Thursday, May 17, 2018

New Homes in California Required to Have Solar Panels

Last week (May 9, 2018), the California Energy Commission voted unanimously to require solar panels on all new single-family homes and apartment buildings that are less than three stories tall. If confirmed by the California Building Standards Commission, which typically adopts the Energy Commission's recommendations when it updates the state's building codes the regulation will go into effect in 2020. The new regulations would require a solar system of a minimum 2 to 3 kilowatts, depending on the size of the home. A typical household in California consumes approximately 600 kilowatt-hours of electricity per month on average and this size system would produce about 400 kilowatt hours a month. So the homes subject to this mandate will continue to draw power from the electric grid.
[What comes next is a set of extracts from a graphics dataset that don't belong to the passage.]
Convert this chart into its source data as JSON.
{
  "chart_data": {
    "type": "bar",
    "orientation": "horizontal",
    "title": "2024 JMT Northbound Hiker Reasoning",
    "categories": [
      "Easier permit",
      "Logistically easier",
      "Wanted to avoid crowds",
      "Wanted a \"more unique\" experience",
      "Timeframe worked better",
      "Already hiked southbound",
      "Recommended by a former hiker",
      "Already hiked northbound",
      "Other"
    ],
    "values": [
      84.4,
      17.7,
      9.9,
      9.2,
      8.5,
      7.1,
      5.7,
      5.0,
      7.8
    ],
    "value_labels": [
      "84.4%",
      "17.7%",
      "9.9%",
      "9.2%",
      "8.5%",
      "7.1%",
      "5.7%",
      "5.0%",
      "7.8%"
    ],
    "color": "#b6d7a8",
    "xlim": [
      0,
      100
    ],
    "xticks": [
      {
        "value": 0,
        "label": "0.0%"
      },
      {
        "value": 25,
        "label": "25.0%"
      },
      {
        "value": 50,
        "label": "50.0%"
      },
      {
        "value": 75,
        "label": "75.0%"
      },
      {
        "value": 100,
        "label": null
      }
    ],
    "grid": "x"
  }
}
The proposed regulations include exceptions to solar panel installation when solar panels are not feasible, such as when a home does not receive sufficient sunlight for electrical generation, and builders can construct a shared solar-power system serving a group of homes in lieu of providing solar panels on each residence.
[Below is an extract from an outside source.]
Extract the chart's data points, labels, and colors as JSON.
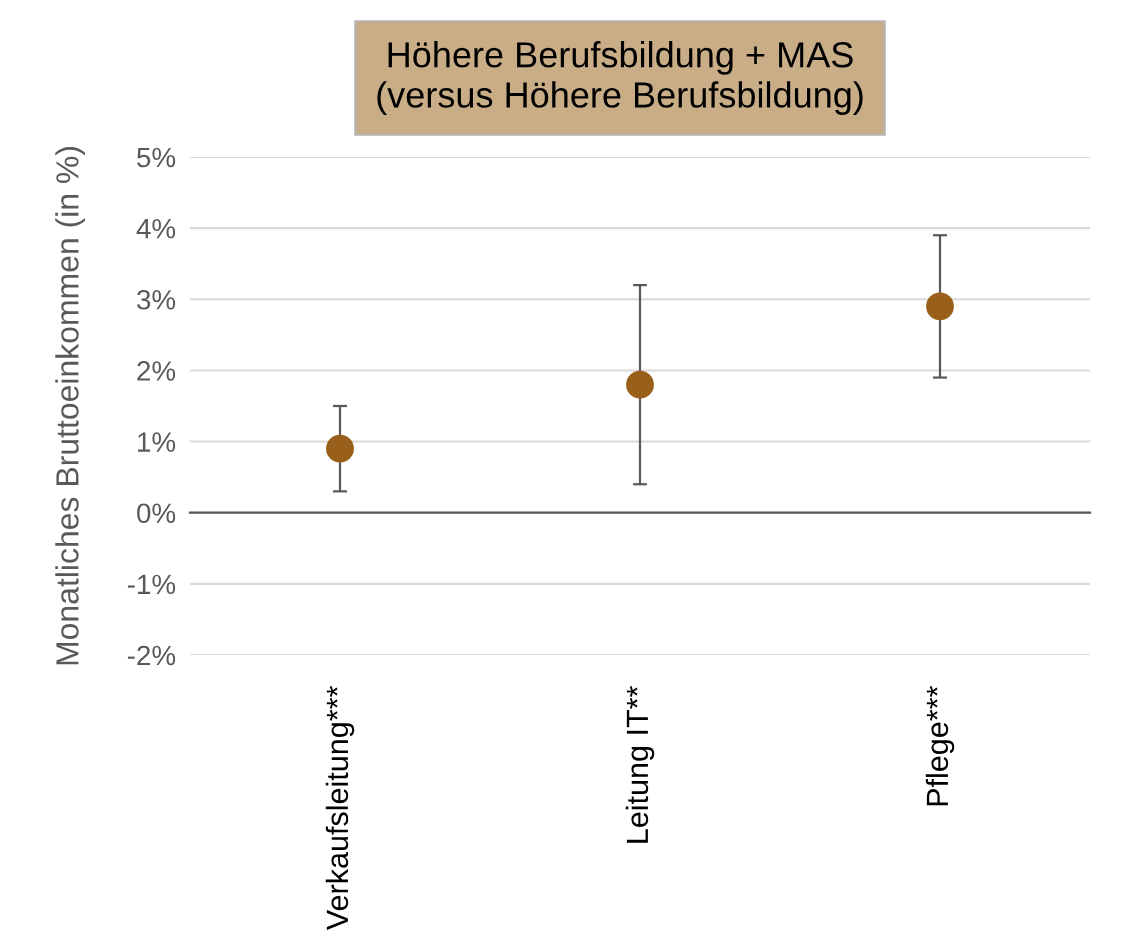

In the news release the Energy Commission estimated the solar panel mandate will add $9,500 to the construction cost of an average single-family home, but the Energy Commission estimated that the solar panels will save homeowners approximately $19,000 in energy and other expenses over 30 years-less than a 2.5% return and less than the cost of financing the project as part of the mortgage. This will increase the purchase cost of a home in California, and further exacerbate California's significant housing shortage and affordability crisis. Currently, there are more than 5 million homes in California that use solar power for either electrical generation or to heat hot water. California is the nation's leader in the number of solar panel installations, but it is also the most populous southwestern state.

With solar panels included in the price of a new home, this simplifies financing of solar panels and allows homeowners to finance them as part of a mortgage. Homeowners could avoid the challenges that the California's Property Assessed Clean Energy (PACE) loan program has faced. The PACE program, started in 2008, provided loans to California homeowners to fund energy-efficient home improvements that could be repaid through the home's property tax bill. However, applicants for PACE financing often encounter difficulties with obtaining the subordination of their home loans to PACE financing and there were allegations of abuse of the program (kickbacks to contractors, misleading homeowners on the loan requirements etc.).